4.4. Clinical Instruction
High student to faculty ratio have resulted in overworked faculty in training and placement institutions, so that they are unable to provide optimal student support. This may be due to a combination of factors, such as shortage of qualified staff, lack of motivation and lack of skills mix. Different institutions have designed various mechanisms of addressing the imbalanced faculty to student ration. Examples include establishing two- to three-year contracts for newly employed faculty in order to enhance retention, continuous professional development, and providing monetary and non-monetary incentives and opportunities for career advancement. Nzinga et. al (2009) confirm that recognition and appreciation of good work would be an element to consider for staff retention. Students need adequate access to technology facilities and learning materials in placement areas to enhance quality of clinical placement especially in rural and remote areas.

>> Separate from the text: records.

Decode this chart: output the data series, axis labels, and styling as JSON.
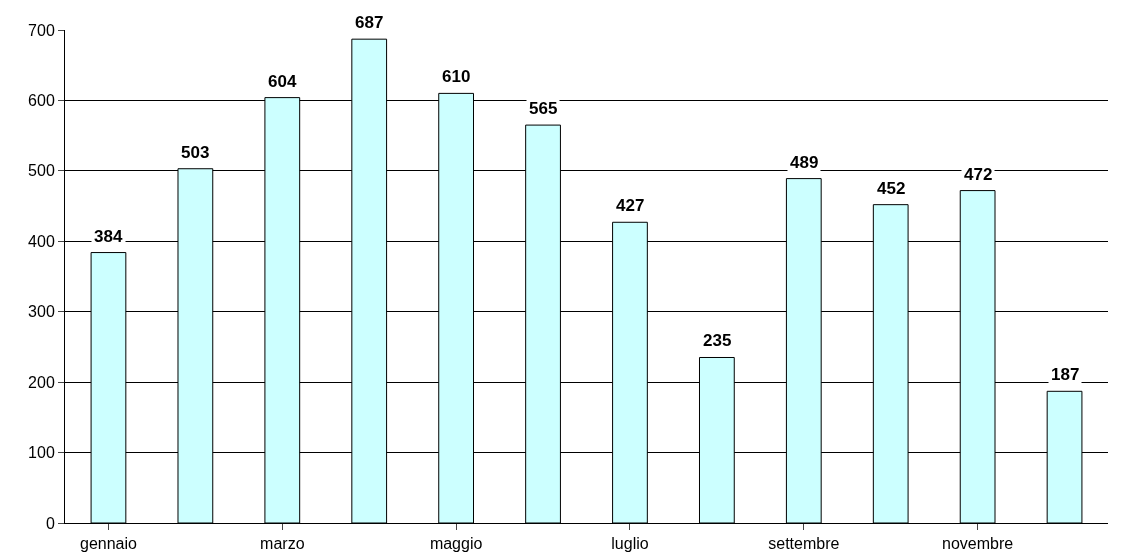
{
  "chart_data": {
    "type": "bar",
    "categories": [
      "gennaio",
      null,
      "marzo",
      null,
      "maggio",
      null,
      "luglio",
      null,
      "settembre",
      null,
      "novembre",
      null
    ],
    "values": [
      384,
      503,
      604,
      687,
      610,
      565,
      427,
      235,
      489,
      452,
      472,
      187
    ],
    "color": "#ccffff",
    "ylim": [
      0,
      700
    ],
    "yticks": [
      0,
      100,
      200,
      300,
      400,
      500,
      600,
      700
    ],
    "grid": "y",
    "data_labels": true
  }
}
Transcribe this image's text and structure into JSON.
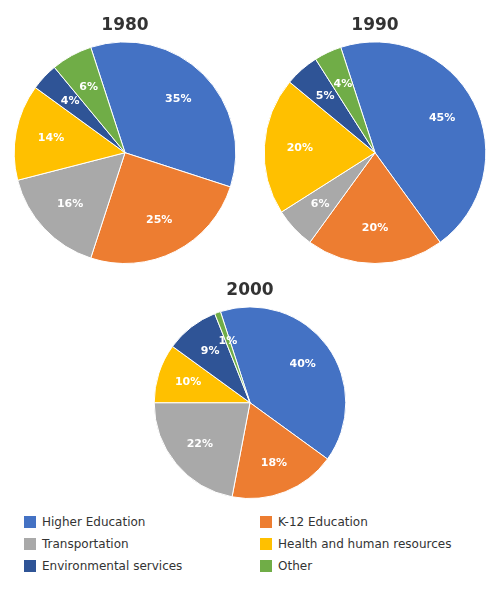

The findings of this study and the literature support the need to rethink about the quality of clinical skills and competencies that health workforce need for competence. Student’s mentorship, supervision and clinical instruction during placement play an important role in student learning and clinical training. The results of this study can help training institutions and policy makers to design strategies for more effective clinical teaching and experience.
It is important to establish standards and harmonized frameworks for clinical placement that can be adapted by training and placement institutions for clinical placement. Orientation of staff on the frameworks will promote their use. To address staff shortage and at the same time provide adequate student supervision, units heads of placement institutions can develop a team approach to supervision. There is need to retain staff by providing incentives, continuous professional development and training to maximize students clinical placement learning. As a means to bridge the gap in student supervision, training institutions and placement institutions need to provide follow up mechanisms to ensure effective student supervision.
Placement institutions and staff should provide a wide range of clinical experience for optimal student learning.
Mentorship should be provided as part of a continuous process of education in order to create a competent health care provider. Mentorship guidelines should be developed to help the faculty provide quality mentorship. Regulatory bodies need to engage with training institutions in formulating guidelines based on realities on the ground for clinical placements.